When a child commits a crime, many issues are at play. Childhood trauma, desperation, a low socio-economic status, lack of education, and a lack of a stable and supportive adult presence in their lives could all be reasons that lead to them being incarcerated for these small crimes.
In the SMH article, West Australian Attorney General Michael Mischin is called upon to comment, given the overrepresentation of Indigenous people in incarceration is rife in his state. His comment was that incarceration is a “penalty of last resort”, and that imprisonment seeks to “address specific community safety issues, such as assault against police and other public officers that result in bodily harm”. This alludes to a culture of waiting for our young people to stuff up and subsequently punish them, which suggests that a life of crime and wrongdoing is inevitable and THEIR fault.
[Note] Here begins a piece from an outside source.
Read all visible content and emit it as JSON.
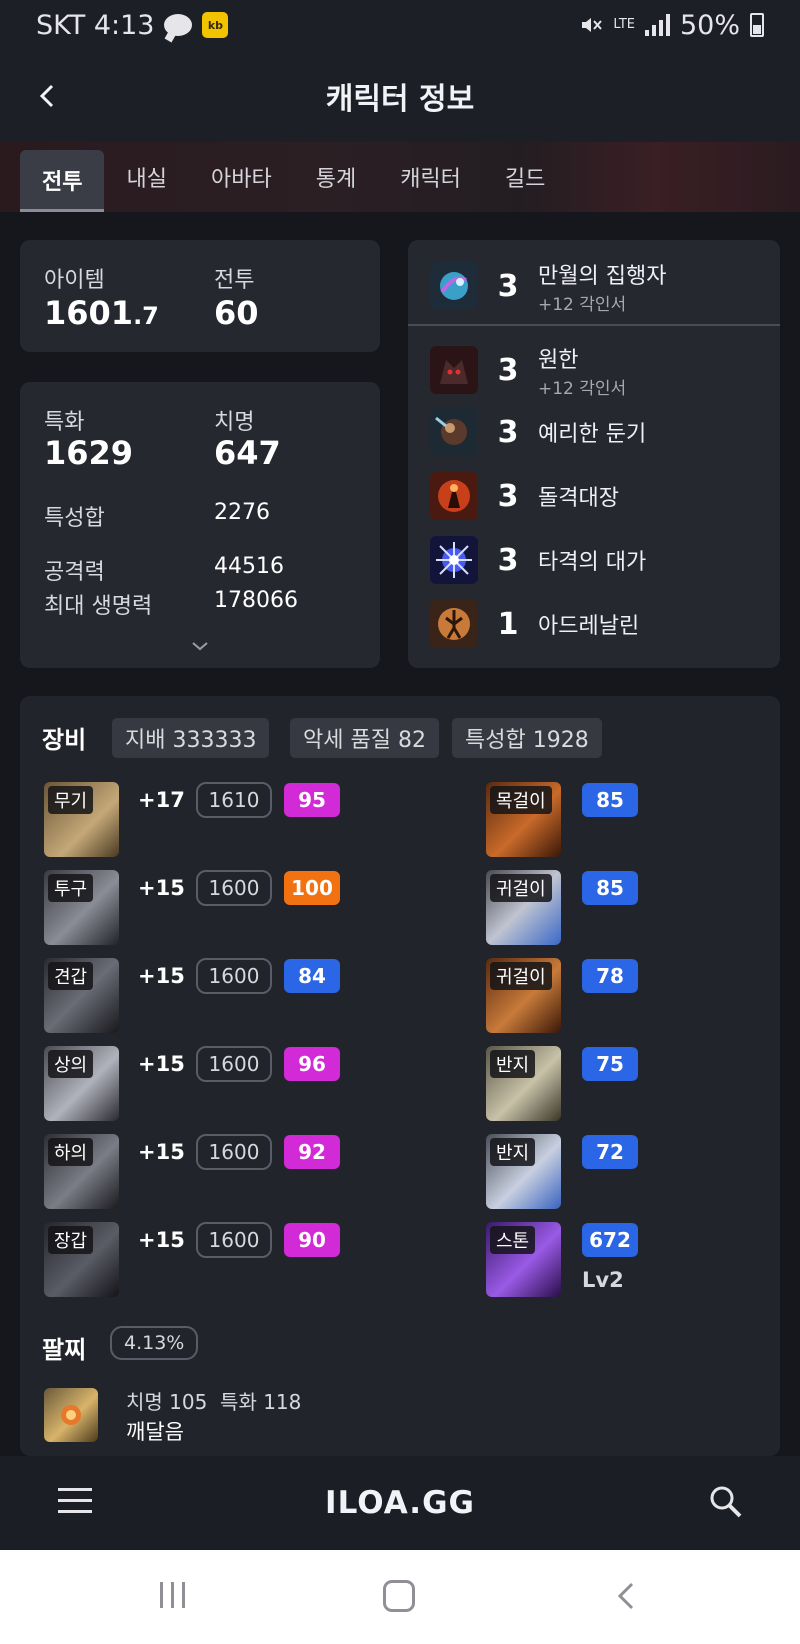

Common sense, of course, should indicate that it’s not. A young person needs guidance and good role models to become a functional member of society; the community at large needs to accept responsibility for this.
Mischin went on to tell SMH that the government “acknowledges that, regrettably, [Aboriginal people] are over-represented in the prison population, and the government continues to address the issue with a variety of strategies.” He also said that he was “always open to constructive suggestions” on how to deal with the overrepresentation.
What suggestions would you have for governments and government bodies to more effectively address this issue, particularly when it comes to the incarceration of Indigenous young people?